Sunday, June 22, 2008

Amazing Grace

Amazing Grace, How sweet the sound.
That saved a wretch like me,
I once was lost, but now am found,
was blind but now I see.

Wikipedia says: "John Newton, the author of the lyrics to Amazing Grace, was born in 1725 in Wapping, England. ...After a brief time in the Royal Navy, Newton began his career in slave trading. The turning point in Newton's spiritual life was a violent storm that occurred one night while at sea. Moments after he left the deck, the crewman who had taken his place was swept overboard."

This was brought to mind because of the funeral of Tim Russert: they used a single bagpiper playing the Appalachian version of Amazing Grace over the picture of the rainbow that appeared at the conclusion of the memorial service.

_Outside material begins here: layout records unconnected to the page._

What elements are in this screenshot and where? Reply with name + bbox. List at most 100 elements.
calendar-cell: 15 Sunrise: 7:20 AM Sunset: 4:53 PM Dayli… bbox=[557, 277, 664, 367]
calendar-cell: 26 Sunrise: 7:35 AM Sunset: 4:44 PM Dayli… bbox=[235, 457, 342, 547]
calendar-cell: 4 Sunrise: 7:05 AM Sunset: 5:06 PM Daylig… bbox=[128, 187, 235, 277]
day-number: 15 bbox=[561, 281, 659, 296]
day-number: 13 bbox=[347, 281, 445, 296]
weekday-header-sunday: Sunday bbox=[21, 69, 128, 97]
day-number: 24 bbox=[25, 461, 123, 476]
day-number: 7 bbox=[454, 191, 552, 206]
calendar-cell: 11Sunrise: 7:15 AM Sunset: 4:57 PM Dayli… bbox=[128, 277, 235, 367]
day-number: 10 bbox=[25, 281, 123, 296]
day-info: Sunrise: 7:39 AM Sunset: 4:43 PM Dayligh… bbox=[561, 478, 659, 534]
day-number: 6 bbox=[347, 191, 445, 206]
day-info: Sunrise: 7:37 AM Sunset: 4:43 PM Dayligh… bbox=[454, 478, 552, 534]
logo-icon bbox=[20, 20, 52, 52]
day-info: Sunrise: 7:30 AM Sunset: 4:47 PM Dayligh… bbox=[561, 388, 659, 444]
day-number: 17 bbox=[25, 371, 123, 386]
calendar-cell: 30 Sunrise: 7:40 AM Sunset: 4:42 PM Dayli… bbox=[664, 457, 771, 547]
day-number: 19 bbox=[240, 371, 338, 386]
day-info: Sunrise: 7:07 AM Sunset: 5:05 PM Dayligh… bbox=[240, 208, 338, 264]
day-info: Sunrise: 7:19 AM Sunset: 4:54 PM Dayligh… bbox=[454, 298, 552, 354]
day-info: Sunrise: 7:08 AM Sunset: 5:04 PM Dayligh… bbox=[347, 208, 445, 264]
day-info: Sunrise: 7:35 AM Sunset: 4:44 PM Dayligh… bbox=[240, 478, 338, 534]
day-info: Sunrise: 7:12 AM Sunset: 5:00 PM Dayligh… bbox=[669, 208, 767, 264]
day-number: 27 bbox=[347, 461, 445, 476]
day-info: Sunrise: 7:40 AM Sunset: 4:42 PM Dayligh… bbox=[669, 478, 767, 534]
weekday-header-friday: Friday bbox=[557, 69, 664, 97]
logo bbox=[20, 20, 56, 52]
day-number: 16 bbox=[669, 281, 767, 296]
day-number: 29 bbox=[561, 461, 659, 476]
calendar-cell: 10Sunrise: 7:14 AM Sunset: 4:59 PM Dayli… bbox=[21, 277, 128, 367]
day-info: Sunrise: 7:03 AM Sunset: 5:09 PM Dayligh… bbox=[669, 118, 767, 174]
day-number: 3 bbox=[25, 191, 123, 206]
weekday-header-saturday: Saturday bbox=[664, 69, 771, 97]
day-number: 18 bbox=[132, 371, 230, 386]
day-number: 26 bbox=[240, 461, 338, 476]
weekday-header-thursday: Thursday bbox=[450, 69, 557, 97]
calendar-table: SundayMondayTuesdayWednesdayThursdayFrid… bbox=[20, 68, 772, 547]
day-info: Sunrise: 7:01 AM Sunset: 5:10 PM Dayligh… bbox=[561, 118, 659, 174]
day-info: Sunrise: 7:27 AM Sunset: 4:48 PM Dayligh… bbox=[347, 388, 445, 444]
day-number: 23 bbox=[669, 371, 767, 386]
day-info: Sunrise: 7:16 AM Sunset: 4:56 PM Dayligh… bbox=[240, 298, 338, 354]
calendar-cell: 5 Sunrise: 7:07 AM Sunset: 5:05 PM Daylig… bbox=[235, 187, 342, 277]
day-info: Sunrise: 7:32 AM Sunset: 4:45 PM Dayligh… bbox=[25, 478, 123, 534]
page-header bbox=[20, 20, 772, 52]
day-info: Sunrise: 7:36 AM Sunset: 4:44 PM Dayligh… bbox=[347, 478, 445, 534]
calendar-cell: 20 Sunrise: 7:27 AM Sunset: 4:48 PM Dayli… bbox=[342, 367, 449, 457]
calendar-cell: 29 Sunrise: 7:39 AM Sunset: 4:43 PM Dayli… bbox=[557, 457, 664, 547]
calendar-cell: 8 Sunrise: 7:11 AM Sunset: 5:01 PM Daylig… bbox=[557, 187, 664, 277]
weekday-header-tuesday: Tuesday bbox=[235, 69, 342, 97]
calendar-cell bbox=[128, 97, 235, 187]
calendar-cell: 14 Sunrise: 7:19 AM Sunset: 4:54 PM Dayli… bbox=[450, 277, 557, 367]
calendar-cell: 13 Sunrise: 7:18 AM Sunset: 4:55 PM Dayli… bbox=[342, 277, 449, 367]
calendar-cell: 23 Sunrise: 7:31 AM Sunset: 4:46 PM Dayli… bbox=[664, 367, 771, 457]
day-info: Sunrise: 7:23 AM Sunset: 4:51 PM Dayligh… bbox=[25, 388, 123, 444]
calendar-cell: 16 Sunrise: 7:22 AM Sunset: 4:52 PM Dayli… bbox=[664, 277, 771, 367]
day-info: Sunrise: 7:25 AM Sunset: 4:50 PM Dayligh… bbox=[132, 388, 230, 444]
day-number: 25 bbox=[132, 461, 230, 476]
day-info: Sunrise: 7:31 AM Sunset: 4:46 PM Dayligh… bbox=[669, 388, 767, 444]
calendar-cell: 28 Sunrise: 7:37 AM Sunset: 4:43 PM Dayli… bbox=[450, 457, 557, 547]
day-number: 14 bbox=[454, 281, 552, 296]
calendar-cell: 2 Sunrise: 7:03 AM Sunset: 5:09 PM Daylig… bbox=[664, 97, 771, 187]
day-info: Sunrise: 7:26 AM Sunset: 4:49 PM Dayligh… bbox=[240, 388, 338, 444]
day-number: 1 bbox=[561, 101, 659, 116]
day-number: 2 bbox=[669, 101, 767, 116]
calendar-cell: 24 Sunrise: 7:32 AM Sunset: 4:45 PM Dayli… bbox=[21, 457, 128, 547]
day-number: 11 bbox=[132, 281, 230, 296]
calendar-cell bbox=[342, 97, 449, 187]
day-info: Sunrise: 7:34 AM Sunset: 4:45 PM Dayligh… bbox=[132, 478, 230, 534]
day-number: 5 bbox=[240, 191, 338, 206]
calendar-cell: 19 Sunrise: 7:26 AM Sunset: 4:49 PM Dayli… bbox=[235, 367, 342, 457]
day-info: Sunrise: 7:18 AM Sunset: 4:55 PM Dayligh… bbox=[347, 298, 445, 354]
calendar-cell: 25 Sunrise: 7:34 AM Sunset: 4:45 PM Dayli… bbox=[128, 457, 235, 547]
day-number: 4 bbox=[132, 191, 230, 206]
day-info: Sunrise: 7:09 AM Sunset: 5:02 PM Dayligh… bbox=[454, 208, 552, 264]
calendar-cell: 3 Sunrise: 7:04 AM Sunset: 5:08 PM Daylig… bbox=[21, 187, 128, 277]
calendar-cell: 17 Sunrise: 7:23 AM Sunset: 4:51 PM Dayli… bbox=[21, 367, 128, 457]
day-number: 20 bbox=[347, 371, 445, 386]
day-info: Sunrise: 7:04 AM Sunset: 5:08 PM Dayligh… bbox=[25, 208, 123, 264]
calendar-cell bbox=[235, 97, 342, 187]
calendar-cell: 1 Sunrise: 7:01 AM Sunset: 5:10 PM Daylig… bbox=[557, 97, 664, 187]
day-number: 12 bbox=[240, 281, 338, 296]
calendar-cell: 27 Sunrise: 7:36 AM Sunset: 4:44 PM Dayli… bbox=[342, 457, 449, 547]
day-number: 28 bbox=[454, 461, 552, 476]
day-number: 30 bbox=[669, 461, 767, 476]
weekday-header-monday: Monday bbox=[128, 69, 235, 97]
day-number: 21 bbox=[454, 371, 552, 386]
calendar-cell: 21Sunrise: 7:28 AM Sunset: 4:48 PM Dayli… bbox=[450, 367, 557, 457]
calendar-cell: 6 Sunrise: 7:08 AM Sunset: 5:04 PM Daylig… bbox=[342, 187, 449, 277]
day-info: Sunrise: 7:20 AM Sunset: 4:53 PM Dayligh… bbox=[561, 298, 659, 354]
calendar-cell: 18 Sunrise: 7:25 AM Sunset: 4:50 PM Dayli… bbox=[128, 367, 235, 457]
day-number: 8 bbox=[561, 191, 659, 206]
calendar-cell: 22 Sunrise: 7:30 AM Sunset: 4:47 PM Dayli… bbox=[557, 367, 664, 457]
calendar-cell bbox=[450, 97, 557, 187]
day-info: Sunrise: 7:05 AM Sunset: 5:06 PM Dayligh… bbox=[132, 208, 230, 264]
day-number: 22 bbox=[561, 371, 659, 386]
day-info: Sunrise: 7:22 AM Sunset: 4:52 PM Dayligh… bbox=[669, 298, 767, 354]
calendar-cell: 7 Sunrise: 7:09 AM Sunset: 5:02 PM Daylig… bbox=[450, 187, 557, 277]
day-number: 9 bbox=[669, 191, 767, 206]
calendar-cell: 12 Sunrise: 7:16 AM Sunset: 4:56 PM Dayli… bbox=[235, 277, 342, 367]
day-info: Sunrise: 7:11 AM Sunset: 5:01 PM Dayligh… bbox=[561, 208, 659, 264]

That brought a number of things to mind.

Back in the late '50s, when I was a graduate student at Columbia, their adult education department invited Pete Seeger to give a series of illustrated lectures on American Folk Music. This was a way of giving a series of informal concerts in a format that allowed the audience to feel they were improving themselves, but Pete took it seriously. Most of the audience were my age or older, and were used to the style of Burl Ives and his generation: who used "parlor versions"--singing the lyrics clearly to simplified versions of the folk tunes.

For these lectures Pete took the point of view of his step-brother Mike, and tried to get us to understand how the songs were really performed and why. He brought in a log and an axe and chopped it in two while singing a work song. And he sang Amazing Grace in a slow, unaccompanied version with all the ruffles and flourishes that was characteristic of the Appalachian mountains where the traditional styles of performance still existed. A-a-maz-i-i-ng Grace ... I can still remember how that sounded 50 years later.

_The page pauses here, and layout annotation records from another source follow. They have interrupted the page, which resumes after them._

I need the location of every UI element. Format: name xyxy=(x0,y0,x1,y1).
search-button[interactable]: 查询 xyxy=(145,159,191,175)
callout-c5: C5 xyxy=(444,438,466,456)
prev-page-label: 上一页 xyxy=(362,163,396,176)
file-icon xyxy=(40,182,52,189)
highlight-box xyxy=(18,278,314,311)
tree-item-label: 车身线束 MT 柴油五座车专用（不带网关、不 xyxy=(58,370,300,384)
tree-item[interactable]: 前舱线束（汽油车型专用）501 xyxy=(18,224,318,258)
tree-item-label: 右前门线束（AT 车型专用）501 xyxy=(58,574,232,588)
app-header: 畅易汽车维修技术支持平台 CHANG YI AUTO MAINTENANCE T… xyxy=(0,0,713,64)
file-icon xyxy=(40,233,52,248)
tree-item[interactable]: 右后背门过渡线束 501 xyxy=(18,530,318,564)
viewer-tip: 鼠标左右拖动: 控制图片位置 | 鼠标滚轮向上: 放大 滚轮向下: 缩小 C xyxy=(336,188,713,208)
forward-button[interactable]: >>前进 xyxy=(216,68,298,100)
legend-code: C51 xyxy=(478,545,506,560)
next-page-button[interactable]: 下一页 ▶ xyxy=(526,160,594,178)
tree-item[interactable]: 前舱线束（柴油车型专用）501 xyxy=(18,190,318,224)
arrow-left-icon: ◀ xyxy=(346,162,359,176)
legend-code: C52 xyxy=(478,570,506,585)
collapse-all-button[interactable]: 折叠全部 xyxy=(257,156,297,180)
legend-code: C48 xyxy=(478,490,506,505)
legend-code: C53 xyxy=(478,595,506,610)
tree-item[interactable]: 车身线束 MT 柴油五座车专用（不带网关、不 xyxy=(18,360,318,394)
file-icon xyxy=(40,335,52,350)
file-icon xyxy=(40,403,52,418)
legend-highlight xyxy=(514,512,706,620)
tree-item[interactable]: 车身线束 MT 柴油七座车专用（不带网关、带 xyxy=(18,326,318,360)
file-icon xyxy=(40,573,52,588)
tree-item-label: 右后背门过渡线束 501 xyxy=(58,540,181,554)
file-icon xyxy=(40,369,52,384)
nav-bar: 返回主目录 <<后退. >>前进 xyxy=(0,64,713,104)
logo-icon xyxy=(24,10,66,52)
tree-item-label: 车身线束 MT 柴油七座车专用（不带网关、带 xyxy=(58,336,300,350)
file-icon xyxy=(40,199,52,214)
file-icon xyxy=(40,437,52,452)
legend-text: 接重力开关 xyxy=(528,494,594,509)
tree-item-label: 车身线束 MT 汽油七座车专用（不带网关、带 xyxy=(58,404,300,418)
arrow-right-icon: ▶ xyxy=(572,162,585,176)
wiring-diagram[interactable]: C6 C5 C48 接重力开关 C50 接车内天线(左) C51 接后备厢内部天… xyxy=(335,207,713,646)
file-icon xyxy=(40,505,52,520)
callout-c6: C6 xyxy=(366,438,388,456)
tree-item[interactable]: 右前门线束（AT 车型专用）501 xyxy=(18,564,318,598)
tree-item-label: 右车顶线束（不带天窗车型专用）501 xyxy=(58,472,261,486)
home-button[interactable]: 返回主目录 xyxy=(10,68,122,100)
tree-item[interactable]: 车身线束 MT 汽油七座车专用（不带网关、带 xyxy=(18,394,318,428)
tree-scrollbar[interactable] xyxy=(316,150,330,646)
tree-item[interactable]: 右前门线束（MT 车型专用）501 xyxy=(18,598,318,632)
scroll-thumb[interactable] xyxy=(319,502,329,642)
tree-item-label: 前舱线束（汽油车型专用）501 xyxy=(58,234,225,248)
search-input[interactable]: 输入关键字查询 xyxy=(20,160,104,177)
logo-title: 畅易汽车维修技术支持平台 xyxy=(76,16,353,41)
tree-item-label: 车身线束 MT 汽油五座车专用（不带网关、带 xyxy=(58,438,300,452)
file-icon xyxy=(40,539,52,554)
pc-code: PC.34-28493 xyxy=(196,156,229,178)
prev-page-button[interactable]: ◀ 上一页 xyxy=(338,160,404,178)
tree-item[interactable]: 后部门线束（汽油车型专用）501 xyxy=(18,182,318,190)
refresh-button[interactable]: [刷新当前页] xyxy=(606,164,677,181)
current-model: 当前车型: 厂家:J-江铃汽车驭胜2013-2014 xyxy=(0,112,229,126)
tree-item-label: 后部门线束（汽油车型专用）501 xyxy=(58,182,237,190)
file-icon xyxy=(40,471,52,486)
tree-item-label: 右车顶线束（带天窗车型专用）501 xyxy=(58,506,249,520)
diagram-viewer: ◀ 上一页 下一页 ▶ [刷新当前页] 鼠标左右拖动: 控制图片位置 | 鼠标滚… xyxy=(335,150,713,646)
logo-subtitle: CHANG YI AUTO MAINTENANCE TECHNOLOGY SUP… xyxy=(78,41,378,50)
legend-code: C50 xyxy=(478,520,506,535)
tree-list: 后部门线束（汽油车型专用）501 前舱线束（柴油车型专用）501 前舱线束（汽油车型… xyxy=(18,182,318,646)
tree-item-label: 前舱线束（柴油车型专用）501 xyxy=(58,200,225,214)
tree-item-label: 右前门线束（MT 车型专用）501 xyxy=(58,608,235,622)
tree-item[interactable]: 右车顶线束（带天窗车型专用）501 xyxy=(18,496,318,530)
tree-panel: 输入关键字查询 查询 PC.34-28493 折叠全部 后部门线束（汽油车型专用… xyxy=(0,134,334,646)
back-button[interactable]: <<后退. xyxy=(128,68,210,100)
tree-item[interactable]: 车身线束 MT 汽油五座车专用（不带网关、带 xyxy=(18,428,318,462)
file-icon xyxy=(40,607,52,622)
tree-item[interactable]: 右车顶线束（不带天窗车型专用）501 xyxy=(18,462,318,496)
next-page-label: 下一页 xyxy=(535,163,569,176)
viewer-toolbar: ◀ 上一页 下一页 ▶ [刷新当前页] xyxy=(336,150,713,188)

A few years later, when I was working at Yale and had my first real vacation, I went to London. There I met Louis Killen, who introduced me to a number of other english singers, and I started to understand how the vocal flourishes that I had heard Pete sing fit into a vital tradition. When I came back I started the New Haven Folk Music Society, and we started holding sessions similar to the British Folk Clubs. We didn't have any money to hire professional performers, so we had to depend on volunteers. Since I was always there I often had to start things going until some more talented performer arrived, which had the benefit that I became inured to performing without the assurance that I would be admired. But I did learn some of the decorations that Lou Killen used in his performances.

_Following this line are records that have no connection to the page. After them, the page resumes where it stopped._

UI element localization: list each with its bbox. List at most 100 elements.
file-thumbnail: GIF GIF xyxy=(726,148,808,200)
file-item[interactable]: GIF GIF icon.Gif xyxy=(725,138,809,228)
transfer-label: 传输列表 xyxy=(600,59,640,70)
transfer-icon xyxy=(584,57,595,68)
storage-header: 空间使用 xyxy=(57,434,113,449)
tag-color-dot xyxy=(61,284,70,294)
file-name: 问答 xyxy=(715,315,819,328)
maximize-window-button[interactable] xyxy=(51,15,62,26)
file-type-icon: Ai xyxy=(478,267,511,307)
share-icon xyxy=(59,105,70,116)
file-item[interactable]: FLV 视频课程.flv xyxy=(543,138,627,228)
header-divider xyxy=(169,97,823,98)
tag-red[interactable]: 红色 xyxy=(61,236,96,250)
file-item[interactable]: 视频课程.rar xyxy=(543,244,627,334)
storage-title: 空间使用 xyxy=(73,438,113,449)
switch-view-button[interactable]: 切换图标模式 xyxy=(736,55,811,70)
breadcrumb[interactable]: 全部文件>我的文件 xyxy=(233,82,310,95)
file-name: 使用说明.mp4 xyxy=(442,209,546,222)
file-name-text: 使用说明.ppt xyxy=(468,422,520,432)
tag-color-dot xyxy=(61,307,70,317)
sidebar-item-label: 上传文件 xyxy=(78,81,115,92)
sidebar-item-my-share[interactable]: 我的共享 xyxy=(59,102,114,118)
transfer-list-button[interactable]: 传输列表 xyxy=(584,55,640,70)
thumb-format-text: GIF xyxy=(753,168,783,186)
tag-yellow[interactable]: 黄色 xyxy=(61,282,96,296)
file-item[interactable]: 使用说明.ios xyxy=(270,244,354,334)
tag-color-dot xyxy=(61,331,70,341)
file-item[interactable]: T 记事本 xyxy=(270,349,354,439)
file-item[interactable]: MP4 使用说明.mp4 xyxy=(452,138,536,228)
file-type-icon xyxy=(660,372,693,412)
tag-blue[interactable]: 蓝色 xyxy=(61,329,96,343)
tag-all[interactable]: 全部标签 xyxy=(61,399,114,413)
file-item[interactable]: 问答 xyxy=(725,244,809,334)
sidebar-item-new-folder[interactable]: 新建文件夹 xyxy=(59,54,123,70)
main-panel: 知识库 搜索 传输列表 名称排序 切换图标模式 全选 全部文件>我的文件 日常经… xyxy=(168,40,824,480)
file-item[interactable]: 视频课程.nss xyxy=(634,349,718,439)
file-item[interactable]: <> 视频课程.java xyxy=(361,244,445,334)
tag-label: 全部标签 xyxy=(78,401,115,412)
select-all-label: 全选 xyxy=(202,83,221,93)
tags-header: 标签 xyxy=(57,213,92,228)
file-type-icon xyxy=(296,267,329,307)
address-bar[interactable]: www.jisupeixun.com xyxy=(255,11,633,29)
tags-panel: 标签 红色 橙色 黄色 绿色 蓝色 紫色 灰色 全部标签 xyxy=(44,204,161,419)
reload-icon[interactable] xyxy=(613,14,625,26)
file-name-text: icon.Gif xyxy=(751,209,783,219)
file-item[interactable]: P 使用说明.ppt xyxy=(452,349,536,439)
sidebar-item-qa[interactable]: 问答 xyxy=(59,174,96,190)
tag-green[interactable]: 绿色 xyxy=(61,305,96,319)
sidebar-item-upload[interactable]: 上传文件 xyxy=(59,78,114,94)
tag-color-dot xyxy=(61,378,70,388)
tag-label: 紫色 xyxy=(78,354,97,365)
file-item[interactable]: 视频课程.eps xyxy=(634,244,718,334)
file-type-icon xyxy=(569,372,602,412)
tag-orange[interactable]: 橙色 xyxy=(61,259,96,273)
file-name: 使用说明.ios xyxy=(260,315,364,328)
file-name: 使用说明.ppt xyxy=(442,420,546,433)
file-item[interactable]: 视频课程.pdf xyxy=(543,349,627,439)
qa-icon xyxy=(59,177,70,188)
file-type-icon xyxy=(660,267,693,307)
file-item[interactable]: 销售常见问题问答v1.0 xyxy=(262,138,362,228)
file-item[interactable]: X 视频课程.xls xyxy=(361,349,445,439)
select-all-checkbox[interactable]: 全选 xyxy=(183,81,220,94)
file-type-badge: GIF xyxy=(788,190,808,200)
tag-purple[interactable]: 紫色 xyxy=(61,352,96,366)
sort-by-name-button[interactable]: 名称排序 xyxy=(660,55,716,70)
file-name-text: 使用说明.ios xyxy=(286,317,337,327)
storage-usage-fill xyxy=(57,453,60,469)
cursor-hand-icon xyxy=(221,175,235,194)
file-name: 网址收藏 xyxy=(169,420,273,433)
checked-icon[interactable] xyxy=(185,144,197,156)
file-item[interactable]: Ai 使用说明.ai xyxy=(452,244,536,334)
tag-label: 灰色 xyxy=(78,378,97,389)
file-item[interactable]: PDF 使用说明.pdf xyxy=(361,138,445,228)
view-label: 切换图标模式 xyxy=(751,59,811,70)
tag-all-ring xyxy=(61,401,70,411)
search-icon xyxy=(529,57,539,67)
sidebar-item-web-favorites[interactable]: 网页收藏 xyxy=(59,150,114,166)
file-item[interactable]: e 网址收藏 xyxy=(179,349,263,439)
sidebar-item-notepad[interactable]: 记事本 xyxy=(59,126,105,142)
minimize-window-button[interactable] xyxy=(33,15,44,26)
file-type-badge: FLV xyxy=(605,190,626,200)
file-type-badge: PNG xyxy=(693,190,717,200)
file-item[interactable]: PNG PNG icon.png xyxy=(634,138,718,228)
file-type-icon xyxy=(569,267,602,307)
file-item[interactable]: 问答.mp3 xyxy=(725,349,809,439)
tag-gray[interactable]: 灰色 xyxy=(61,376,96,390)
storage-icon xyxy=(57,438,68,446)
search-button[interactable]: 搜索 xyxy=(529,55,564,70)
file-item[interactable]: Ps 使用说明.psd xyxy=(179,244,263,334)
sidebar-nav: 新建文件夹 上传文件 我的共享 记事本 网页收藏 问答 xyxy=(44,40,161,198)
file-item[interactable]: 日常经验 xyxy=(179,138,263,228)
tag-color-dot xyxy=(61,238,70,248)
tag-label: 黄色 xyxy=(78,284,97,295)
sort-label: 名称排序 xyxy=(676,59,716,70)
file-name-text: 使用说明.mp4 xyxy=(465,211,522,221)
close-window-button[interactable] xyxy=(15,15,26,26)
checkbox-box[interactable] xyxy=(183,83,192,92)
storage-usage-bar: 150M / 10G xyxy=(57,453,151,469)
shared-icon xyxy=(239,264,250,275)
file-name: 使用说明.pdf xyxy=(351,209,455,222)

When I went back to London in 1965 Lou was somewhere else, so I went around to the folk clubs by myself. In one I was introduced to Bob Dylan, since our hosts were surprised that, as American Folk Singers, we didn't already know one another. In England al the folk singers knew one another. In another club I was asked to sing in what would be an "open mike" session if they had had microphones. I sang Amazing Grace with all the flourishes that I had learned from Pete Seeger and some from Lou Killen. They were amazed. because in England Amazing Grace was just a hymn-book staple that nobody listened to any more.

Later that evening I was approached by a young American couple who were touring Britain earning their upkeep by singing at the clubs. They asked if I minded if they added Amazing Grace to their repertoire, since they had forgotten how it sounded with the Appalachian decorations. I told them to feel free: I was going back after a short stay and was unlikely to do any more performances in England.

I met them again at a Newport Folk Festival a couple of years later. They told me that they had performed that decorated version of Amazing Grace all over England and Scotland and that audiences loved it. A year or so after that, Amazing Grace was played by an Edinburg Pipe Band on a record released in the US, in just the way I had learned it from Pete Seeger.

And it still is a staple of the bagpipe repertoire.

And I suppose it's my fault.


Note: The version that you hear when you click on "Amazing Grace" in the first line is sung by Doc Watson and Jean Ritchie at Gerde's Folk City in the early 1960s. If I listen carefully I can hear someone singing a high harmony out back, and I think it is me. I was certainly there singing that on that night.